A once well-established chemistry law now has an asterisk attached after a challenge from UCLA researchers.

Neil Garg, a distinguished professor in the chemistry and biochemistry department, said molecules known as anti-Bredt olefins – which violate Bredt’s rule, a rule that has stood for a hundred years – cannot have double bonds in specific positions under certain conditions.

“Our study is entirely based on trying to show that you can actually make anti-Bredt olefins – and not only that but actually do useful chemistry with them,” Garg said.

This research was conducted in two separate labs – one led by Garg and the other by Kendall Houk, a distinguished research professor in the chemistry and biochemistry depaartment. Garg’s lab worked on using elimination reactions that transform a carbon single bond into a double to test the validity of Bredt’s rule, said Luca McDermott, an organic chemistry graduate student in Garg’s lab.

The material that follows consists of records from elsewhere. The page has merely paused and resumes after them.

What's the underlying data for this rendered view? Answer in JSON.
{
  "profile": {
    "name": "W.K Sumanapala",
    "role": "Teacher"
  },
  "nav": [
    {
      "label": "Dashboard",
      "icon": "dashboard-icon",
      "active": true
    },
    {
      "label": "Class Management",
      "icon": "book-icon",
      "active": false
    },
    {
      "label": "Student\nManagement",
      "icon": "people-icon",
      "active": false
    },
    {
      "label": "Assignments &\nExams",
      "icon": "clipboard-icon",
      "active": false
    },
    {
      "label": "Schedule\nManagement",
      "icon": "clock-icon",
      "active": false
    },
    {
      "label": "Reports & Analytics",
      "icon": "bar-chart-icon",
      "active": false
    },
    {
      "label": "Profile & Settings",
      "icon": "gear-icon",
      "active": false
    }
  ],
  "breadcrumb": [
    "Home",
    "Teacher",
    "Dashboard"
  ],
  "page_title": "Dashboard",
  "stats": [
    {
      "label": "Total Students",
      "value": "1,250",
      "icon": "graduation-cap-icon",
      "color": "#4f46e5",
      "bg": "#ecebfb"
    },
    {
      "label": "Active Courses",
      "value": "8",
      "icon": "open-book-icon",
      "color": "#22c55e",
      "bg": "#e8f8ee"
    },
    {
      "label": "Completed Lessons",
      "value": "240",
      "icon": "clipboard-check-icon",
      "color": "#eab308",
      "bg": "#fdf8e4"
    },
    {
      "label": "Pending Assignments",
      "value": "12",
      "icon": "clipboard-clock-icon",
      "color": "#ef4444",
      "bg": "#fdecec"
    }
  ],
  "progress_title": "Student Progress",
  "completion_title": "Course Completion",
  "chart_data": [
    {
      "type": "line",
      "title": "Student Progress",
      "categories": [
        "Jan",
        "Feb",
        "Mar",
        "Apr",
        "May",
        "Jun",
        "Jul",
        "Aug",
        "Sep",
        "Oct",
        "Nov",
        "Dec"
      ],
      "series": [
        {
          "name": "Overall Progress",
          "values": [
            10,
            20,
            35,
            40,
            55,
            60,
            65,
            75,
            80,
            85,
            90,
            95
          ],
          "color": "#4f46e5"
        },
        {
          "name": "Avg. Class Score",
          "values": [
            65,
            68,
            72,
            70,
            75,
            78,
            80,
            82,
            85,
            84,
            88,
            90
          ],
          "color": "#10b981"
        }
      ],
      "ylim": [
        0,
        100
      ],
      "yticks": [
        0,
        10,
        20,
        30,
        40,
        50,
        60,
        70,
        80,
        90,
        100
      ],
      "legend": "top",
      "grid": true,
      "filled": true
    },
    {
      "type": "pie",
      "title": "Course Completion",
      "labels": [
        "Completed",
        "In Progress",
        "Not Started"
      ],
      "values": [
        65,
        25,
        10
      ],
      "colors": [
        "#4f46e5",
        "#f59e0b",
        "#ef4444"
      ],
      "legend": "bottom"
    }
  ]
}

Research from the 1960s and 1980s showed that ABOs did not survive in many conditions, said Zach Walters, a graduate student in organic chemistry in the Garg lab.

However, he added that historic research was only conducted in very harsh conditions, which tore the molecules apart. The first goal, therefore, was to examine and model ABOs in more diverse settings, Walters said.

“We were mainly focused on developing a synthetically useful way to access them (ABOs) and understand how they react and the scope of how they react,” he said.

Garg said his team was tasked with making the ABOs stable by combining them with stable precursors. This would effectively trap the unstable molecules, leading to a chemical reaction and allowing researchers to isolate lone ABOs, Garg added.

Sarah French, a postdoctoral researcher in Garg’s lab, said she modeled these reactions to display the molecules’ structures and demonstrate how useful ABOs can be.

“They (results) showed – first of all, we can compute the exact geometry of these undetectable molecules, … and then you can see that they’re all twisted,” Houk said.

The labs discovered that beliefs held by chemists for decades about these molecules were incorrect, Houk said. The molecules can actually survive under somewhat mild conditions in which they are scrambled in a way that allows them to be slightly stable, Houk added.

“Computations and synthetic chemistry can really help give a clear picture to the problem that we’re trying to solve,” French said. “It (this research) discusses some really fundamental ways of thinking about the molecules, which people may not typically think about, so hopefully it will make people think a little bit more about their molecules in a fundamental way.”

Although some reports inaccurately stated that Garg’s lab disproved this rule, McDermott said, it actually adds a caveat to it, opening up new avenues for future organic chemistry research and pharmaceutical development. These compounds only differ slightly from typical organic molecules, making them potentially appropriate for pharmaceutical synthesis, he said.

“When you’re designing a drug, what you’re doing is you make very small changes that make the drug better,” McDermott said. “Where you need to make a slight adjustment to increase the property of your material, maybe you could use this chemistry.”

French said she believes this research may push for greater study in other fields.

Walters added that he hopes this work will show students, researchers and scientists that scientific rules are meant to be broken, because they are based on observations that sometimes have exceptions.

“I hope it helps people question some of these rules and encourages people to think a little bit out of the box and think creatively,” Garg added.